Aishwarya Rai was all of 21 when she won the Miss World title for India, but she was already making waves years before her crowning glory. I first heard of her at a fashion shoot that I was orchestrating for Femina. The make-up man, Pravin Banker, suddenly turned to me in the middle of outlining the eyes of the girl who was being shot for a fashion spread. One hand resting on the helpless model’s head, the other holding his liner brush aloft, he announced, “You must get this new girl into the Femina Miss India contest! She is 17 and has just won the Gladrags Contest. When you see her, you will know she is a Miss India.” Her name, he told me, was Aishwarya.
I finally met her—briefly albeit—at a shoot and asked her to take part in the contest. I remember that she had given me a half-shy smile and said, “Really, you think so? Let me think it over.” My first impression of her then was of a pretty girl with remarkable eyes. Some mannerisms that could be called coy or affected made me wonder if she was indeed as good as reports made her out to be. But when the camera flashed to life, I watched with amazement the instant transformation that came over her. The shy girl with the high-pitched, almost nervous laugh had morphed near-instantly into a siren, who flirted, seduced and entranced the lens with the confidence of a trained professional. But Aishwarya did not enter the contest that year. It was only in 1994 that the architecture student-turned-model finally persuaded her parents to allow her to join the Femina Miss India contest. By then, she was already a star. Her victory almost a certainty, even as she filled in her contest form.

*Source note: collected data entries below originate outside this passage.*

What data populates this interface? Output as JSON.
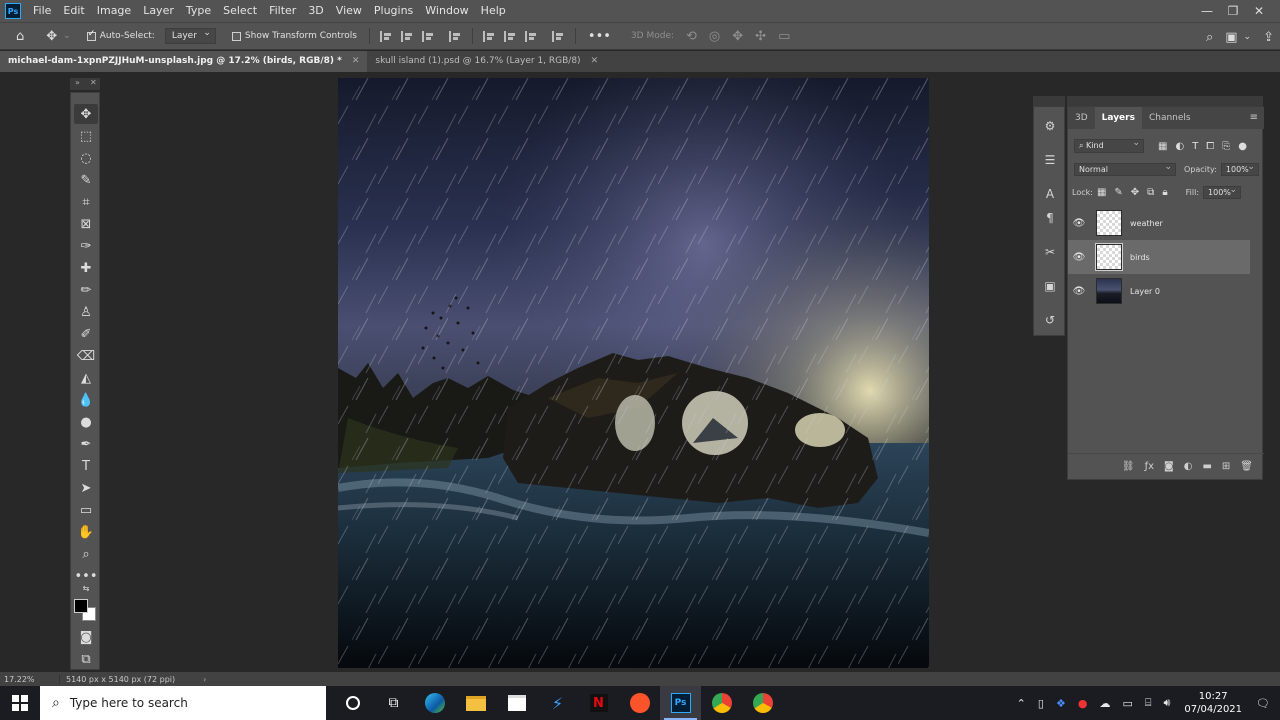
{
  "menubar": {
    "logo": "Ps",
    "items": [
      "File",
      "Edit",
      "Image",
      "Layer",
      "Type",
      "Select",
      "Filter",
      "3D",
      "View",
      "Plugins",
      "Window",
      "Help"
    ]
  },
  "options_bar": {
    "auto_select_label": "Auto-Select:",
    "auto_select_target": "Layer",
    "show_transform_label": "Show Transform Controls",
    "mode_3d_label": "3D Mode:",
    "more_label": "•••"
  },
  "tabs": [
    {
      "label": "michael-dam-1xpnPZJJHuM-unsplash.jpg @ 17.2% (birds, RGB/8) *",
      "active": true
    },
    {
      "label": "skull island (1).psd @ 16.7% (Layer 1, RGB/8)",
      "active": false
    }
  ],
  "layers_panel": {
    "tabs": [
      "3D",
      "Layers",
      "Channels"
    ],
    "active_tab": "Layers",
    "filter_kind": "Kind",
    "blend_mode": "Normal",
    "opacity_label": "Opacity:",
    "opacity_value": "100%",
    "lock_label": "Lock:",
    "fill_label": "Fill:",
    "fill_value": "100%",
    "layers": [
      {
        "name": "weather",
        "visible": true,
        "selected": false,
        "thumb": "transparent"
      },
      {
        "name": "birds",
        "visible": true,
        "selected": true,
        "thumb": "transparent"
      },
      {
        "name": "Layer 0",
        "visible": true,
        "selected": false,
        "thumb": "photo"
      }
    ]
  },
  "status_bar": {
    "zoom": "17.22%",
    "doc_info": "5140 px x 5140 px (72 ppi)",
    "arrow": "›"
  },
  "taskbar": {
    "search_placeholder": "Type here to search",
    "time": "10:27",
    "date": "07/04/2021"
  },
  "colors": {
    "foreground": "#000000",
    "background": "#ffffff",
    "ui_panel": "#535353",
    "workspace": "#282828"
  }
}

But a dark horse named Sushmita Sen created history, coming out of left field to steal the coveted right to compete for the Miss Universe crown from the poor girl who had won almost all the preliminary contests. Just before she left for the Miss World contest, Aishwarya sat in my room, voicing her fears. Subhash Ghai had been calling her to star in his next film, her face was being splashed across advertisements, but Aishwarya was scarred by what had happened in the final round of the contest. “How can India win another crown?” she asked. “They won’t let the same country win two international crowns.” I told her that the Miss Universe and Miss World contests were not linked; that the judges had no time to think of other contests, other winners and responded spontaneously to the contestants in marking them, so all she had to do was to turn on her star power and know that the entire country was rooting for her. She left for the Miss World contest soon after her birthday (November 1), and came back a star in January 1995.